Another benefit of backstroke is that the muscles you use on your back balance those used in forward strokes, which will keep your shoulders square and your neck in alignment to avoid “freestylers’ slouch.” If you get shoulder and neck cramps after swimming, throw in a generous amount of backstroke. Backstroke also relies on your legs much more than freestyle, so rev up those glutes and hamstrings with a strong flutter to keep your hips rotating and afloat.
Fins are a great low-impact way to strengthen leg muscles and can help you balance your body in the water when you slow down to stretch out your stroke. The extra work it takes to kick with fins is also great for another problem common to runners — stiff ankles.

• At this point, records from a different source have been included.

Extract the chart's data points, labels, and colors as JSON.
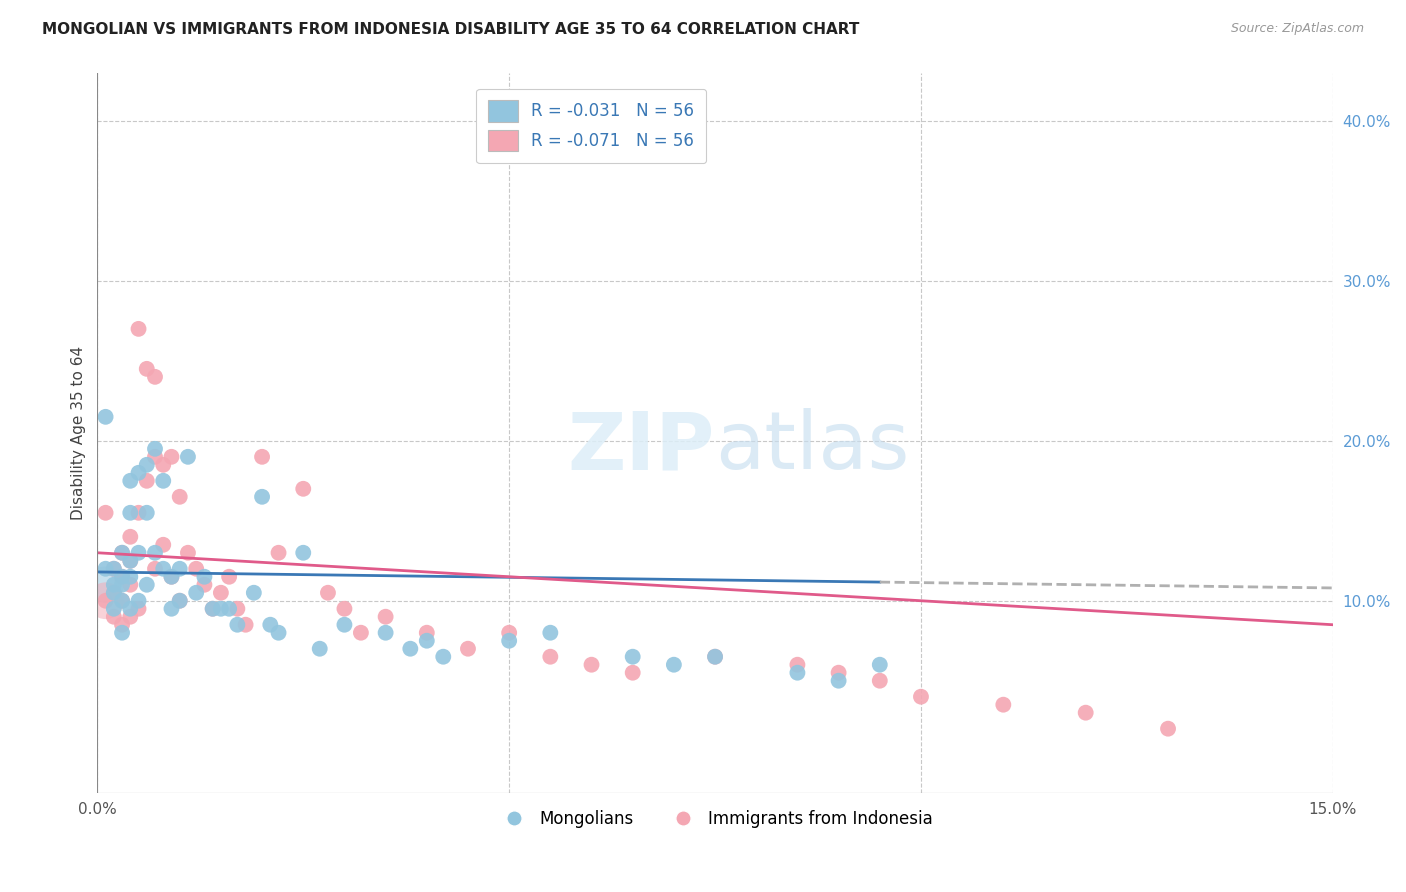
{
  "title": "MONGOLIAN VS IMMIGRANTS FROM INDONESIA DISABILITY AGE 35 TO 64 CORRELATION CHART",
  "source": "Source: ZipAtlas.com",
  "ylabel": "Disability Age 35 to 64",
  "xlim": [
    0.0,
    0.15
  ],
  "ylim": [
    -0.02,
    0.43
  ],
  "yticks_right": [
    0.1,
    0.2,
    0.3,
    0.4
  ],
  "yticklabels_right": [
    "10.0%",
    "20.0%",
    "30.0%",
    "40.0%"
  ],
  "grid_color": "#c8c8c8",
  "background_color": "#ffffff",
  "legend_r_blue": "R = -0.031",
  "legend_n_blue": "N = 56",
  "legend_r_pink": "R = -0.071",
  "legend_n_pink": "N = 56",
  "blue_color": "#92c5de",
  "pink_color": "#f4a7b3",
  "blue_line_color": "#3a78b5",
  "pink_line_color": "#e05a8a",
  "trend_line_dashed_color": "#b0b0b0",
  "mongolians_x": [
    0.001,
    0.001,
    0.002,
    0.002,
    0.002,
    0.002,
    0.003,
    0.003,
    0.003,
    0.003,
    0.003,
    0.004,
    0.004,
    0.004,
    0.004,
    0.004,
    0.005,
    0.005,
    0.005,
    0.006,
    0.006,
    0.006,
    0.007,
    0.007,
    0.008,
    0.008,
    0.009,
    0.009,
    0.01,
    0.01,
    0.011,
    0.012,
    0.013,
    0.014,
    0.015,
    0.016,
    0.017,
    0.019,
    0.02,
    0.021,
    0.022,
    0.025,
    0.027,
    0.03,
    0.035,
    0.038,
    0.04,
    0.042,
    0.05,
    0.055,
    0.065,
    0.07,
    0.075,
    0.085,
    0.09,
    0.095
  ],
  "mongolians_y": [
    0.215,
    0.12,
    0.11,
    0.105,
    0.12,
    0.095,
    0.13,
    0.115,
    0.11,
    0.1,
    0.08,
    0.175,
    0.155,
    0.125,
    0.115,
    0.095,
    0.18,
    0.13,
    0.1,
    0.185,
    0.155,
    0.11,
    0.195,
    0.13,
    0.175,
    0.12,
    0.115,
    0.095,
    0.12,
    0.1,
    0.19,
    0.105,
    0.115,
    0.095,
    0.095,
    0.095,
    0.085,
    0.105,
    0.165,
    0.085,
    0.08,
    0.13,
    0.07,
    0.085,
    0.08,
    0.07,
    0.075,
    0.065,
    0.075,
    0.08,
    0.065,
    0.06,
    0.065,
    0.055,
    0.05,
    0.06
  ],
  "indonesia_x": [
    0.001,
    0.001,
    0.002,
    0.002,
    0.002,
    0.003,
    0.003,
    0.003,
    0.003,
    0.004,
    0.004,
    0.004,
    0.004,
    0.005,
    0.005,
    0.005,
    0.006,
    0.006,
    0.007,
    0.007,
    0.007,
    0.008,
    0.008,
    0.009,
    0.009,
    0.01,
    0.01,
    0.011,
    0.012,
    0.013,
    0.014,
    0.015,
    0.016,
    0.017,
    0.018,
    0.02,
    0.022,
    0.025,
    0.028,
    0.03,
    0.032,
    0.035,
    0.04,
    0.045,
    0.05,
    0.055,
    0.06,
    0.065,
    0.075,
    0.085,
    0.09,
    0.095,
    0.1,
    0.11,
    0.12,
    0.13
  ],
  "indonesia_y": [
    0.155,
    0.1,
    0.12,
    0.105,
    0.09,
    0.13,
    0.115,
    0.1,
    0.085,
    0.14,
    0.125,
    0.11,
    0.09,
    0.27,
    0.155,
    0.095,
    0.245,
    0.175,
    0.24,
    0.19,
    0.12,
    0.185,
    0.135,
    0.19,
    0.115,
    0.165,
    0.1,
    0.13,
    0.12,
    0.11,
    0.095,
    0.105,
    0.115,
    0.095,
    0.085,
    0.19,
    0.13,
    0.17,
    0.105,
    0.095,
    0.08,
    0.09,
    0.08,
    0.07,
    0.08,
    0.065,
    0.06,
    0.055,
    0.065,
    0.06,
    0.055,
    0.05,
    0.04,
    0.035,
    0.03,
    0.02
  ],
  "blue_trend_x_solid_end": 0.095,
  "blue_trend_start_y": 0.118,
  "blue_trend_end_y": 0.108,
  "pink_trend_start_y": 0.13,
  "pink_trend_end_y": 0.085
}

“Using fins in sets can increase ankle mobility,” says Flores. If you’re someone who kicks like crazy (without fins) and still stays in one place, you need fins. Fins hold your feet in the proper kicking position and lead you to the flexibility you need.

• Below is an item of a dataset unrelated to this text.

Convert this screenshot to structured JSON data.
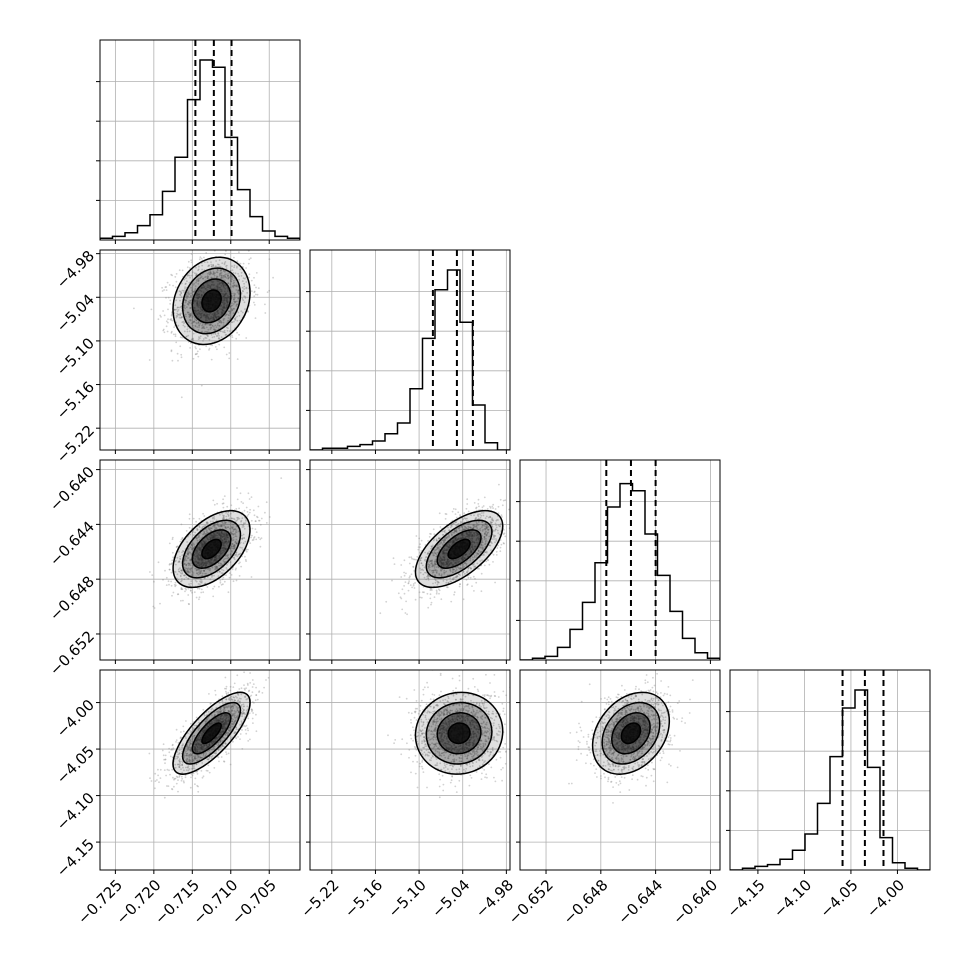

To maximize your legs, kick on your side with your lower arm outstretched and your upper arm by your side. The back-and-forth motion of side-kicking with fins stretches and strengthens the muscles used for both forward and back foot sweeps. (Roll your whole body up to breathe.) Make sure you switch sides on each lap to get greater balance. Then roll onto your stomach and be a dolphin! The undulating motion of butterfly kick with fins (and arms by your sides) loosens up your back. For an additional ab exercise, try doing dolphin kicks on your back. For the best balance and flexibility, don’t use a kickboard with fins.
Drop Your Legs and Pull
“Using a pull buoy allows your legs to recover while making your upper body do most of the work,” says Flores. Pull buoys are great after a set of kicks, or to work your breath control while your hips and legs get a little help staying afloat. Slow down the arms and reach further forward with every arm stroke, rolling your body as you reach. Keep your elbows bent and pointed upward on the underwater pull, with fingertips pointed to the bottom, for best technique and to save your shoulders from excess strain.
For additional arm strength, add hand paddles. They’re great for building muscles, but make sure you use proper technique with them, or you could tear up your shoulders. It may be worth getting a little coaching once you get a feel for the water.
Swimming laps is the easy part — now push yourself! Just like you add sprints and high-intensity interval training to your runs, add intensity to your swims. A series of short swims at top speed increase the strength-building propulsion of swimming and gets your heart and lungs pumping. (Just remember to use good technique here, too!)
You may need a lot of rest for starters, but as you do more high-speed “repeats,” dial back the rest between them. Start with 4 one- or two-lap swims with :30 rest. As that gets easier, try 20 seconds, then 15, then 10. Check your heart rate after 4, and as always — stop if you feel distress and rest some more before continuing. If one lap at a time is too easy, do two or three.
Are you ready to hit the pool? Great! The time you spend building your non-running muscles and flexibility in the pool can balance your body and save you from injuries further down the road. Enjoy some of the many pools open this summer!